Aber keiner kann beweisen, dass es sich um einen Bitcoinverkauf handelt. Es ist nur eine Überweisung. Aus der geht nicht hervor, was ich gekauft oder verkauft habe. Wenn ich von dir Bitcoins kaufe, dann überweise ich das Geld direkt ohne Umwege von meinem auf dein Konto. Da gibt es keine Umwege über einen Marktplatz.

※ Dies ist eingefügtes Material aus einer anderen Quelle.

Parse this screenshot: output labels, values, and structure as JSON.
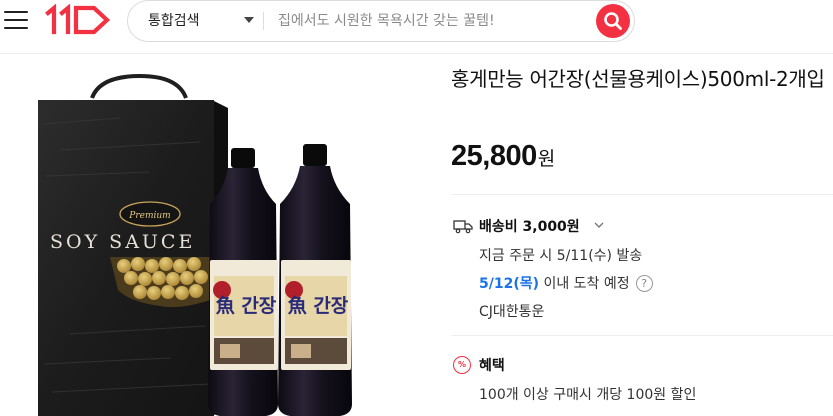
{
  "header": {
    "search": {
      "category": "통합검색",
      "placeholder": "집에서도 시원한 목욕시간 갖는 꿀템!"
    }
  },
  "product": {
    "title": "홍게만능 어간장(선물용케이스)500ml-2개입",
    "price": "25,800",
    "price_unit": "원",
    "image_labels": {
      "box_text": "SOY SAUCE",
      "badge_text": "Premium",
      "bottle_label": "魚 간장"
    }
  },
  "shipping": {
    "title": "배송비 3,000원",
    "dispatch": "지금 주문 시 5/11(수) 발송",
    "arrival_date": "5/12(목)",
    "arrival_suffix": "이내 도착 예정",
    "carrier": "CJ대한통운"
  },
  "benefit": {
    "title": "혜택",
    "line1": "100개 이상 구매시 개당 100원 할인"
  },
  "colors": {
    "brand_red": "#f43142",
    "date_blue": "#1a73e8"
  },
  "icons": [
    "menu-icon",
    "brand-logo",
    "search-icon",
    "truck-icon",
    "chevron-down-icon",
    "help-icon",
    "discount-icon"
  ]
}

Auf dem Bitcoinmarktplatz muss nur der Erhalt des Geldes deinerseits bestätigt werden, damit ich die Bitcoins erhalte bzw. der Marktplatz die Bitcoins freigibt.
Was anderes wäre es, wenn man die Server auf dem Marktplatz beschlagnamen würde. So könnte man wahrscheinlich den Transaktionen nachgehen. Dann kann man wiederum auch nur sehen, dass Bitcoins ge.-bzw verkauft wurden. Was ich allerdings mit den Bitcoins selbst kaufe, hat damit wieder rein gar nichts zu tun.
Mir selbst ist das egal, ob wer sieht dass ich BTC gekauft habe oder nicht. Wäre der BTC Handel jedoch verboten, würde ich eben auf aussereuropäischen Plattformen handeln.